Kısa Bir Hikâye: Mesaj


Sen de mi âşıksın arkadaşım? Minibüse bindiğimizden beri daldın gittin telefona. Öylece bakıp durursun. Bilirim bu halleri, ben de bakıp dururum aynı mesaja iki haftadır. Yoksa kötü bir haber midir sana gelen? Öyle olsa insan uzun uzun bakmaz telefona, unutmak ister bir an önce. Âşıksın sen de, tıpkı benim gibisin. Sabahın köründe düşmüş aklına sevdiğin, belki gece rüyanda gördün. Ondan gelen mesaja mı bakarsın? 
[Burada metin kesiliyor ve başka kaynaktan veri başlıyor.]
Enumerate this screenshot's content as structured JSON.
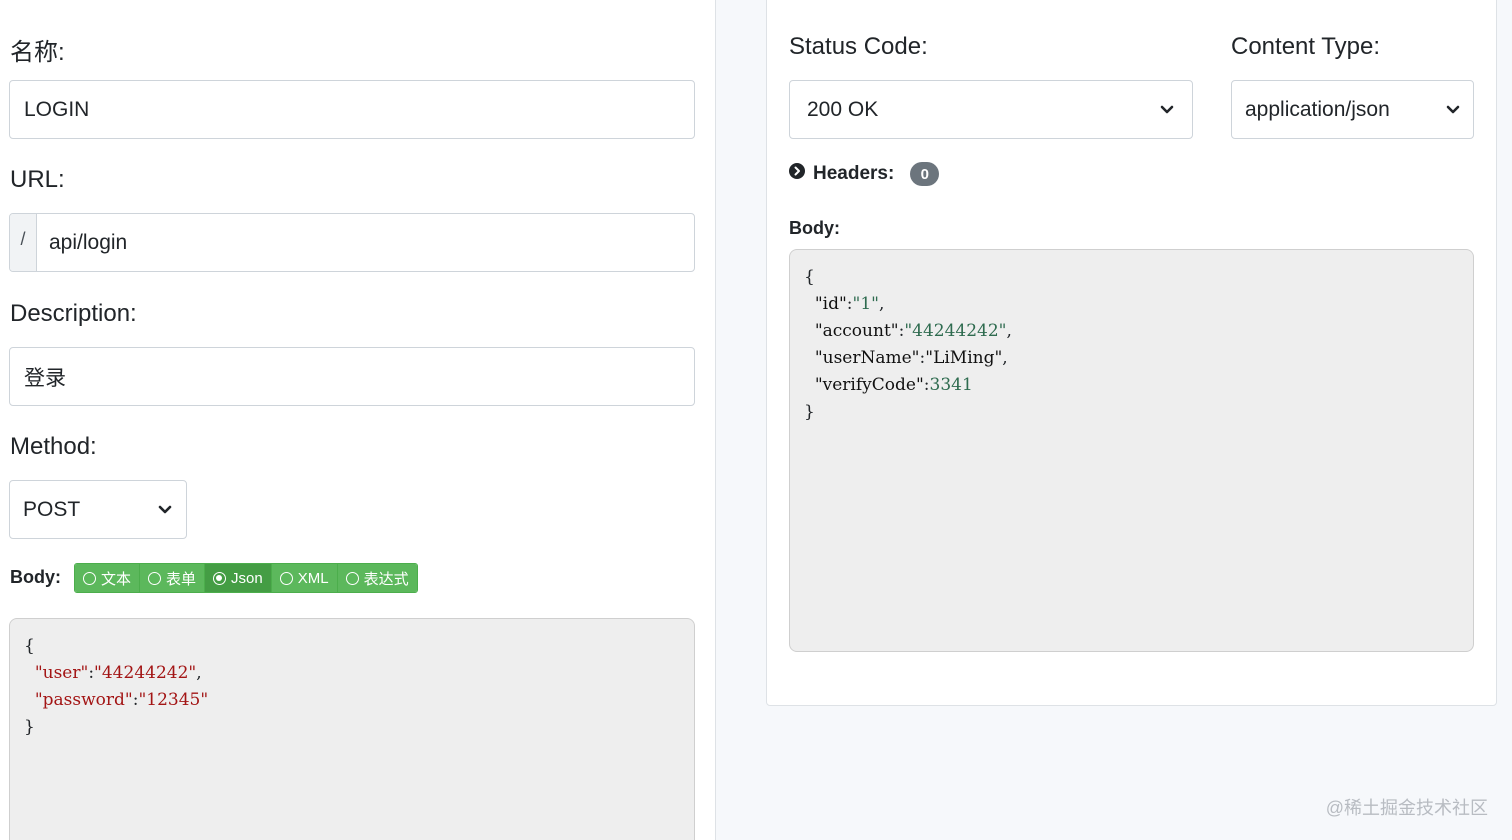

Benim çalıştığım atölyede ustabaşı telefonları sabah alıp kilitliyor dolaba. Öğle paydosunda bir saatliğine alıyoruz, sonra tekrar gerisin geri dolaba telefonlar. Akşam çıkarken açıyor dolabı, herkes alıyor telefonunu. Ben o zaman gördüm mesajı. Baktım 15:34’te gelmiş, ben görünceye kadar üç saat geçmiş. Ben üç saat boyunca, o mesajdan hiç haberim olmadan çalışmışım atölyede. Bilsem delirirdim mutluluktan, çalışamazdım zaten. Bu ustabaşı biliyor da ondan kilitliyor telefonları. “İşe girmişsin. Hayırlı olsun.” yazmış. Biri gidip ona dedi demek ki işe girdiğimi. “Hüseyin” demiştir kim söylediyse, “Merter’de işe girmiş, tekstil atölyesinde.” Benim suretim gelmiştir aklına. Nasıl düşünmüştür beni? Beni son gördüğünde üzerimde anamın ördüğü mavi kazak vardı, güzel de yakışmıştı hani. Dükkâna gitmiştim öğle vakti, babası namazdadır diye. O gün de gitmeyeceği tutmuş Nazmi Amca’nın namaza. Allahtan yanımda ablamın küçük kızını götürmüştüm. “Toka lazımmış kıza Nazmi Amca” deyiverdim. Gittim elini öptüm, “Dönmüşsün askerden, hayırlı olsun” dedi. İki gün olmuştu geleli. Göz ucuyla baktım, Serap tezgâhın arkasında, gözleri yerde. Tokaları çıkardı önümüze, bir tane alıp çıktık dükkândan. Böyle mi gözünün önüne gelmişimdir adımı duyunca. Yoksa “Hangi Hüseyin” mi demiştir? Yok canım dememiştir, kaç tane Hüseyin var mahallede. Lotocu Hüseyin Abi var, o da işe girecek değil ya. Ben gelmişimdir aklına, sonra babası bakmazken çıkarmıştır telefonu. O anda, geçen Çarşamba 15:34’te beni düşünüp parmaklarını harflerin üstünde tek tek dolaştırmış, önce “i”ye, sonra “ş”ye, sonra “e”ye basmış, işte bu mesajı yazmış. O gün bugündür kaş kere açıp okudum o mesajı kendim de bilmem. Ezberlemesine ezberledim çoktan ama görmek başka. Gece uykumdan uyanırım, aklıma gelir, telefon yastığımın altındadır zaten, açıp bakarım mesaja, tekrar uykuya dalarım. Sabah uyandığımda da ilk iş mesaja bakmak, orada duruyor mu diye bakarım, hakikaten öyle bir mesaj var mı diye bakarım, bakarım da inanamam. Senin gibi böyle minibüste açıp bakmam ama. Biri görür de okur diye korkarım. Bir de Allah korusun, biri elime çarpar mesaj siliniverir. 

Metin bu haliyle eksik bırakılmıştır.